Mono Blocks on a Budget, is it possible?


I’m really struggling with the direction to take my system. I have the following:

Legacy Classics speakers
Aurender N100H media player
Schiit Freya tube pre-amp
Schiit Yggdrasil DAC
Schiit Vidar x2 (in mono block mode)

I will be replacing speakers at some point but the rest of the system I love... except the Vidars. Before them, I had NAD 356BEE that was used for the amp. Very clean and I loved it, except it was only 80 Watts. I decided to upgrade to the Vidars. They cost twice as much From a good manufacturer like Schiit so they must be better right? Not really. They are more noisy than the NAD amp and I’m finding myself less in love with them that I though I would be. I was planning the Vidar purchase for about a year and now that I got them I don’t know which direction to take in replacing them. I want to get cleaner mono amps but don’t want to spend more than $3k MAX for both. The Vidars are 400 Watts into 8ohm, are there any options out there for me that are close to the Vidar specs? I’m open to used but mostly I want the amps to sound almost completely clean with practically no distortion. 
xerotrace
If your new speakers can sing with 40-50 WPC the Quicksilver Audio Mid-Monos can be purchased for a low price, new or used....
+1 Quicksilver. I can also recommend the Mini-mite monoblocks for $1200 @ ~25 wpc. They sound very good if speakers are > 92dB/1m/1w and don't drop much below 6 ohms across the Hz range.
The QS Mini-mite is not produced anymore. You can’t beat the Mid-monos if you are looking for tube amps!
PCconnexion has the Burson Timekeeper on sale for $845 each (original MSRP $2600 each). A/AB operation, 240 watts @ 8ohm, unbelievably clean & pure. I am using them with Dynaudio Special 40s and it's like having a personal concert in my listening room every night.

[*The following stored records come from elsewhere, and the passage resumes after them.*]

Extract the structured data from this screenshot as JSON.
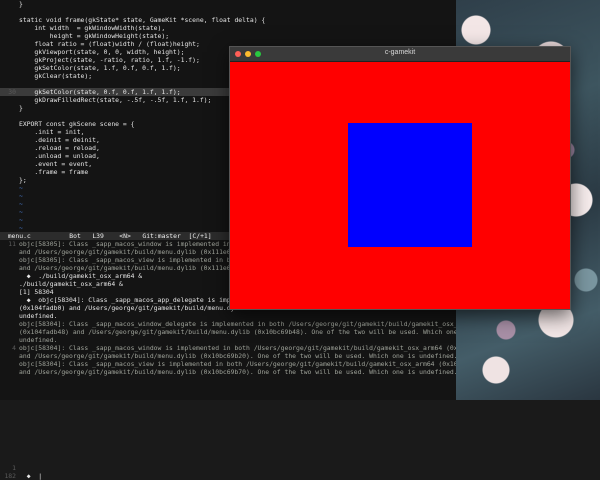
{
  "editor": {
    "code_lines": [
      {
        "num": "",
        "text": "}"
      },
      {
        "num": "",
        "text": ""
      },
      {
        "num": "",
        "text": "static void frame(gkState* state, GameKit *scene, float delta) {"
      },
      {
        "num": "",
        "text": "    int width  = gkWindowWidth(state),"
      },
      {
        "num": "",
        "text": "        height = gkWindowHeight(state);"
      },
      {
        "num": "",
        "text": "    float ratio = (float)width / (float)height;"
      },
      {
        "num": "",
        "text": "    gkViewport(state, 0, 0, width, height);"
      },
      {
        "num": "",
        "text": "    gkProject(state, -ratio, ratio, 1.f, -1.f);"
      },
      {
        "num": "",
        "text": "    gkSetColor(state, 1.f, 0.f, 0.f, 1.f);"
      },
      {
        "num": "",
        "text": "    gkClear(state);"
      },
      {
        "num": "",
        "text": ""
      },
      {
        "num": "30",
        "text": "    gkSetColor(state, 0.f, 0.f, 1.f, 1.f);",
        "highlight": true
      },
      {
        "num": "",
        "text": "    gkDrawFilledRect(state, -.5f, -.5f, 1.f, 1.f);"
      },
      {
        "num": "",
        "text": "}"
      },
      {
        "num": "",
        "text": ""
      },
      {
        "num": "",
        "text": "EXPORT const gkScene scene = {"
      },
      {
        "num": "",
        "text": "    .init = init,"
      },
      {
        "num": "",
        "text": "    .deinit = deinit,"
      },
      {
        "num": "",
        "text": "    .reload = reload,"
      },
      {
        "num": "",
        "text": "    .unload = unload,"
      },
      {
        "num": "",
        "text": "    .event = event,"
      },
      {
        "num": "",
        "text": "    .frame = frame"
      },
      {
        "num": "",
        "text": "};"
      },
      {
        "num": "",
        "text": "~"
      },
      {
        "num": "",
        "text": "~"
      },
      {
        "num": "",
        "text": "~"
      },
      {
        "num": "",
        "text": "~"
      },
      {
        "num": "",
        "text": "~"
      },
      {
        "num": "",
        "text": "~"
      }
    ],
    "status_line": "  menu.c          Bot   L39    <N>   Git:master  [C/+1]"
  },
  "output": {
    "lines": [
      {
        "num": "11",
        "text": "objc[58305]: Class _sapp_macos_window is implemented in both"
      },
      {
        "num": "",
        "text": "and /Users/george/git/gamekit/build/menu.dylib (0x111e69b20)"
      },
      {
        "num": "",
        "text": "objc[58305]: Class _sapp_macos_view is implemented in both /U"
      },
      {
        "num": "",
        "text": "and /Users/george/git/gamekit/build/menu.dylib (0x111e69b70)"
      },
      {
        "num": "",
        "text": "  ◆  ./build/gamekit_osx_arm64 &",
        "bright": true
      },
      {
        "num": "",
        "text": "./build/gamekit_osx_arm64 &",
        "bright": true
      },
      {
        "num": "",
        "text": "[1] 58304",
        "bright": true
      },
      {
        "num": "",
        "text": "  ◆  objc[58304]: Class _sapp_macos_app_delegate is implemented",
        "bright": true
      },
      {
        "num": "",
        "text": "(0x104fadb0) and /Users/george/git/gamekit/build/menu.dylib",
        "bright": true
      },
      {
        "num": "",
        "text": "undefined.",
        "bright": true
      },
      {
        "num": "",
        "text": "objc[58304]: Class _sapp_macos_window_delegate is implemented in both /Users/george/git/gamekit/build/gamekit_osx_arm64"
      },
      {
        "num": "",
        "text": "(0x104fadb48) and /Users/george/git/gamekit/build/menu.dylib (0x10bc69b48). One of the two will be used. Which one is"
      },
      {
        "num": "",
        "text": "undefined."
      },
      {
        "num": "4",
        "text": "objc[58304]: Class _sapp_macos_window is implemented in both /Users/george/git/gamekit/build/gamekit_osx_arm64 (0x104fadb20)"
      },
      {
        "num": "",
        "text": "and /Users/george/git/gamekit/build/menu.dylib (0x10bc69b20). One of the two will be used. Which one is undefined."
      },
      {
        "num": "",
        "text": "objc[58304]: Class _sapp_macos_view is implemented in both /Users/george/git/gamekit/build/gamekit_osx_arm64 (0x104fadb70)"
      },
      {
        "num": "",
        "text": "and /Users/george/git/gamekit/build/menu.dylib (0x10bc69b70). One of the two will be used. Which one is undefined."
      },
      {
        "num": "",
        "text": ""
      },
      {
        "num": "",
        "text": ""
      },
      {
        "num": "",
        "text": ""
      },
      {
        "num": "",
        "text": ""
      },
      {
        "num": "",
        "text": ""
      },
      {
        "num": "",
        "text": ""
      },
      {
        "num": "",
        "text": ""
      },
      {
        "num": "",
        "text": ""
      },
      {
        "num": "",
        "text": ""
      },
      {
        "num": "",
        "text": ""
      },
      {
        "num": "",
        "text": ""
      },
      {
        "num": "1",
        "text": ""
      },
      {
        "num": "182",
        "text": "  ◆  |",
        "bright": true
      }
    ]
  },
  "gamekit_window": {
    "title": "c-gamekit",
    "clear_color": "#ff0000",
    "rect_color": "#0000ff"
  },
  "colors": {
    "terminal_bg": "#141414",
    "tilde": "#4a7fd4",
    "error_brace": "#e05252"
  }
}
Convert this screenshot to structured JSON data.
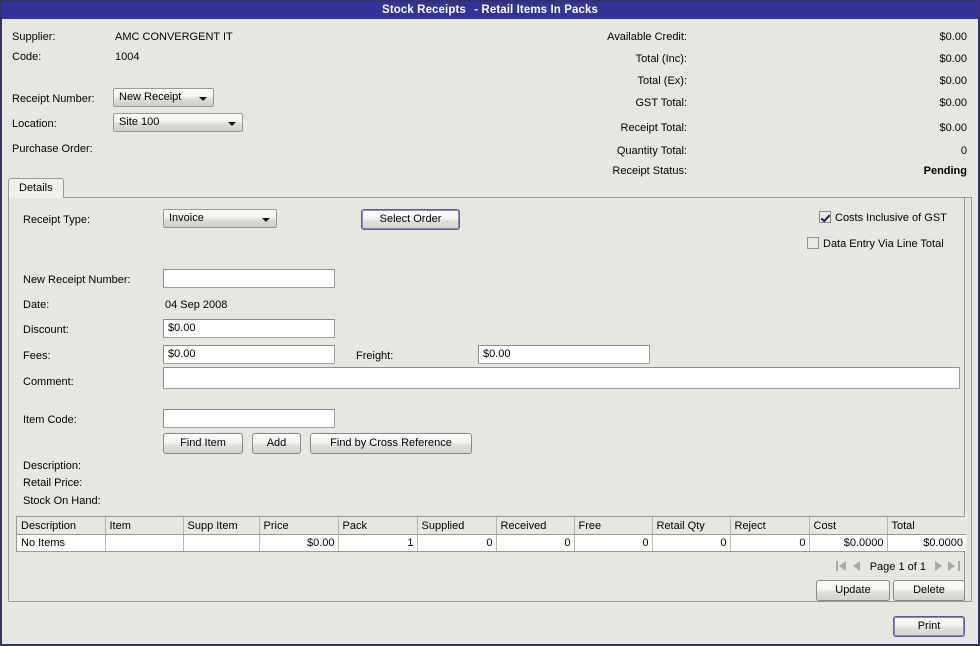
{
  "window": {
    "title_main": "Stock Receipts",
    "title_sub": "- Retail Items In Packs",
    "accent_color": "#333399",
    "background_color": "#e7e7e2"
  },
  "header": {
    "left_fields": [
      {
        "label": "Supplier:",
        "value": "AMC CONVERGENT IT"
      },
      {
        "label": "Code:",
        "value": "1004"
      }
    ],
    "receipt_number_label": "Receipt Number:",
    "receipt_number_value": "New Receipt",
    "location_label": "Location:",
    "location_value": "Site 100",
    "purchase_order_label": "Purchase Order:",
    "purchase_order_value": "",
    "summary": [
      {
        "label": "Available Credit:",
        "value": "$0.00",
        "bold": false
      },
      {
        "label": "Total (Inc):",
        "value": "$0.00",
        "bold": false
      },
      {
        "label": "Total (Ex):",
        "value": "$0.00",
        "bold": false
      },
      {
        "label": "GST Total:",
        "value": "$0.00",
        "bold": false
      },
      {
        "label": "Receipt Total:",
        "value": "$0.00",
        "bold": false
      },
      {
        "label": "Quantity Total:",
        "value": "0",
        "bold": false
      },
      {
        "label": "Receipt Status:",
        "value": "Pending",
        "bold": true
      }
    ]
  },
  "tabs": [
    {
      "label": "Details",
      "active": true
    }
  ],
  "details": {
    "receipt_type_label": "Receipt Type:",
    "receipt_type_value": "Invoice",
    "select_order_label": "Select Order",
    "costs_inclusive_label": "Costs Inclusive of GST",
    "costs_inclusive_checked": true,
    "data_entry_label": "Data Entry Via Line Total",
    "data_entry_checked": false,
    "new_receipt_number_label": "New Receipt Number:",
    "new_receipt_number_value": "",
    "new_receipt_number_placeholder": "",
    "date_label": "Date:",
    "date_value": "04 Sep 2008",
    "discount_label": "Discount:",
    "discount_value": "$0.00",
    "fees_label": "Fees:",
    "fees_value": "$0.00",
    "freight_label": "Freight:",
    "freight_value": "$0.00",
    "comment_label": "Comment:",
    "comment_value": "",
    "item_code_label": "Item Code:",
    "item_code_value": "",
    "find_item_label": "Find Item",
    "add_label": "Add",
    "find_cross_ref_label": "Find by Cross Reference",
    "description_label": "Description:",
    "description_value": "",
    "retail_price_label": "Retail Price:",
    "retail_price_value": "",
    "stock_on_hand_label": "Stock On Hand:",
    "stock_on_hand_value": ""
  },
  "grid": {
    "columns": [
      "Description",
      "Item",
      "Supp Item",
      "Price",
      "Pack",
      "Supplied",
      "Received",
      "Free",
      "Retail Qty",
      "Reject",
      "Cost",
      "Total"
    ],
    "rows": [
      {
        "Description": "No Items",
        "Item": "",
        "Supp Item": "",
        "Price": "$0.00",
        "Pack": "1",
        "Supplied": "0",
        "Received": "0",
        "Free": "0",
        "Retail Qty": "0",
        "Reject": "0",
        "Cost": "$0.0000",
        "Total": "$0.0000"
      }
    ]
  },
  "pager": {
    "first_icon": "first-page-icon",
    "prev_icon": "previous-page-icon",
    "text": "Page 1 of 1",
    "next_icon": "next-page-icon",
    "last_icon": "last-page-icon"
  },
  "actions": {
    "update_label": "Update",
    "delete_label": "Delete",
    "print_label": "Print"
  }
}
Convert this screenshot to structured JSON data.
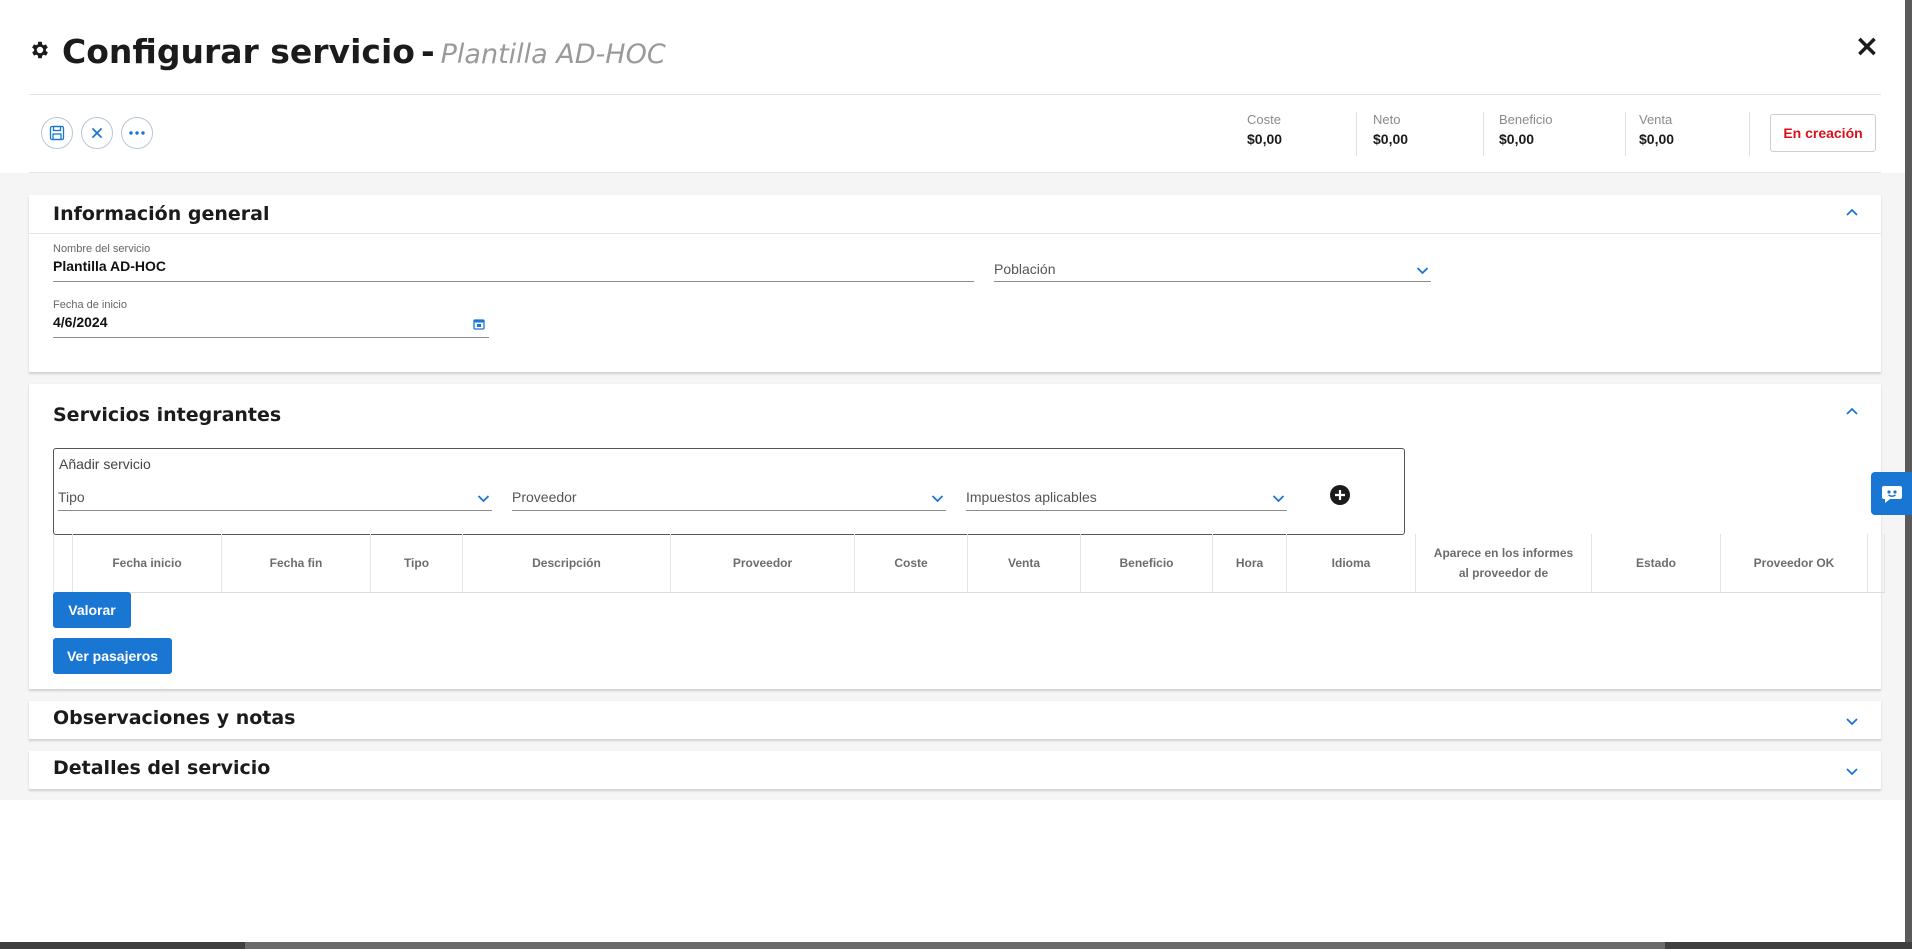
{
  "header": {
    "title": "Configurar servicio",
    "dash": "-",
    "subtitle": "Plantilla AD-HOC",
    "gear_icon": "gear-icon",
    "close_label": "×"
  },
  "toolbar": {
    "buttons": [
      "save-icon",
      "cancel-icon",
      "more-icon"
    ],
    "metrics": [
      {
        "label": "Coste",
        "value": "$0,00"
      },
      {
        "label": "Neto",
        "value": "$0,00"
      },
      {
        "label": "Beneficio",
        "value": "$0,00"
      },
      {
        "label": "Venta",
        "value": "$0,00"
      }
    ],
    "status": "En creación",
    "status_color": "#d9111c"
  },
  "general": {
    "title": "Información general",
    "nombre_label": "Nombre del servicio",
    "nombre_value": "Plantilla AD-HOC",
    "poblacion_placeholder": "Población",
    "fecha_label": "Fecha de inicio",
    "fecha_value": "4/6/2024"
  },
  "integrantes": {
    "title": "Servicios integrantes",
    "add_title": "Añadir servicio",
    "tipo_placeholder": "Tipo",
    "proveedor_placeholder": "Proveedor",
    "impuestos_placeholder": "Impuestos aplicables",
    "columns": [
      "Fecha inicio",
      "Fecha fin",
      "Tipo",
      "Descripción",
      "Proveedor",
      "Coste",
      "Venta",
      "Beneficio",
      "Hora",
      "Idioma",
      "Aparece en los informes al proveedor de",
      "Estado",
      "Proveedor OK"
    ],
    "valorar_label": "Valorar",
    "pasajeros_label": "Ver pasajeros"
  },
  "observaciones": {
    "title": "Observaciones y notas"
  },
  "detalles": {
    "title": "Detalles del servicio"
  },
  "colors": {
    "accent": "#1976d2"
  }
}
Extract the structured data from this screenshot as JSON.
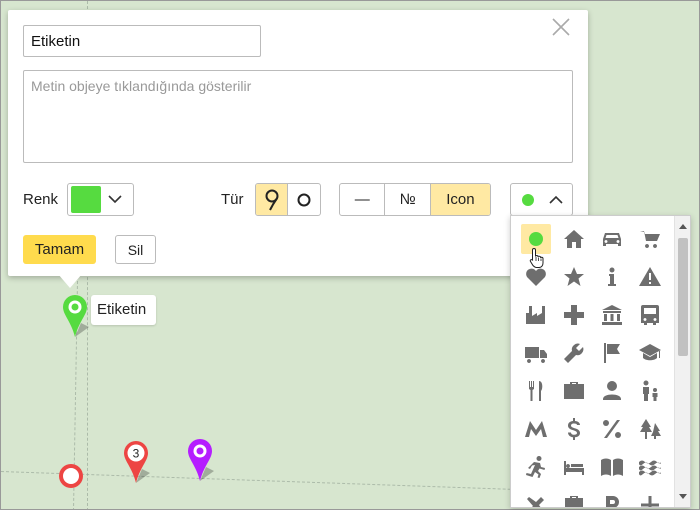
{
  "editor": {
    "title_value": "Etiketin",
    "description_placeholder": "Metin objeye tıklandığında gösterilir",
    "color_label": "Renk",
    "color_value": "#56db40",
    "type_label": "Tür",
    "type_options": [
      "pin",
      "circle"
    ],
    "type_selected": "pin",
    "content_options": [
      "—",
      "№",
      "Icon"
    ],
    "content_selected": "Icon",
    "icon_selected": "dot",
    "ok_label": "Tamam",
    "delete_label": "Sil"
  },
  "icon_picker": {
    "icons": [
      "dot-icon",
      "home-icon",
      "car-icon",
      "cart-icon",
      "heart-icon",
      "star-icon",
      "info-icon",
      "warning-icon",
      "factory-icon",
      "medical-cross-icon",
      "bank-icon",
      "bus-icon",
      "truck-icon",
      "wrench-icon",
      "flag-icon",
      "graduation-cap-icon",
      "restaurant-icon",
      "briefcase-icon",
      "person-icon",
      "family-icon",
      "metro-icon",
      "dollar-icon",
      "percent-icon",
      "trees-icon",
      "runner-icon",
      "bed-icon",
      "book-icon",
      "water-icon",
      "airplane-icon",
      "suitcase-icon",
      "parking-icon",
      "plus-icon"
    ]
  },
  "map": {
    "label_marker_text": "Etiketin",
    "numbered_marker_text": "3",
    "colors": {
      "green": "#56db40",
      "red": "#ed4543",
      "purple": "#b51eff"
    }
  }
}
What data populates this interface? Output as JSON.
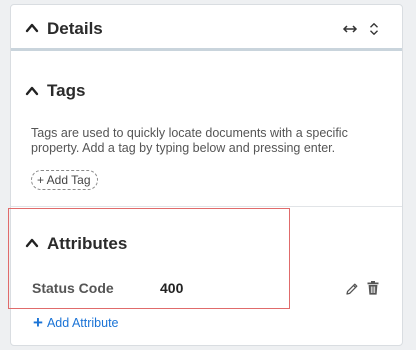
{
  "details": {
    "title": "Details"
  },
  "tags": {
    "title": "Tags",
    "description": "Tags are used to quickly locate documents with a specific property. Add a tag by typing below and pressing enter.",
    "add_tag_label": "+ Add Tag"
  },
  "attributes": {
    "title": "Attributes",
    "rows": [
      {
        "label": "Status Code",
        "value": "400"
      }
    ],
    "add_label": "Add Attribute"
  },
  "icons": {
    "collapse": "chevron-up-icon",
    "expand_horizontal": "arrows-horizontal-icon",
    "expand_vertical": "arrows-vertical-icon",
    "edit": "pencil-icon",
    "delete": "trash-icon",
    "add": "plus-icon"
  },
  "colors": {
    "accent": "#1a73d6",
    "highlight": "#e06b6b"
  }
}
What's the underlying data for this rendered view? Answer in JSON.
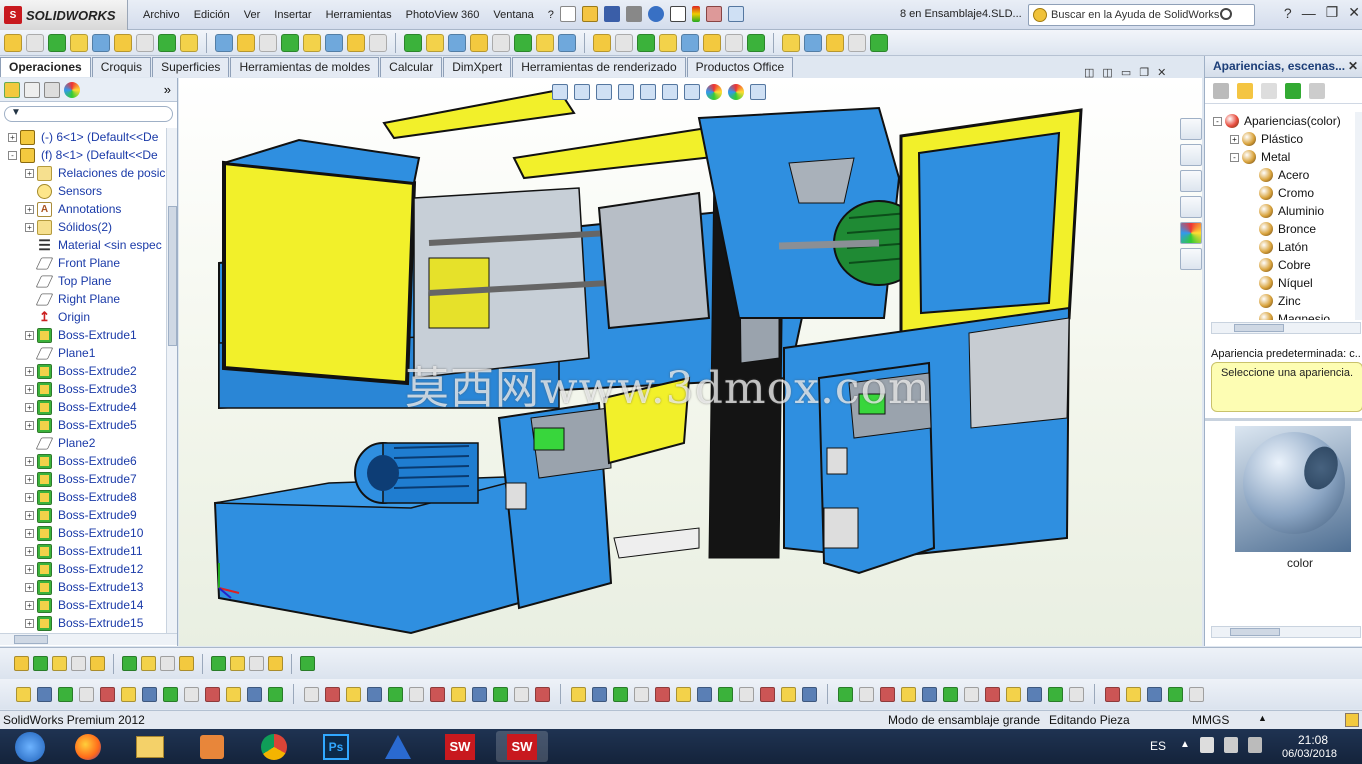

You could get the Nord Acoustics Hypex nCore monoblocks for just a little over $2,000, they’ll do 400 watts into 8 ohms.


I see no reason to get "mono-blocks" if you're doing class D as literally the only difference is two power cords vs. one. I suppose that's another opportunity to waste $300-$1000 x 2 on expensive "directional" power cables, but it'd be a total waste. 

So-called dual-mono is the way to go with Class D - probably Class A and Class AB as well providing your power cable is sufficient to convey enough electrons and your power supplies are each capable of running and fitting in the same box with the two discrete L-R amplifiers.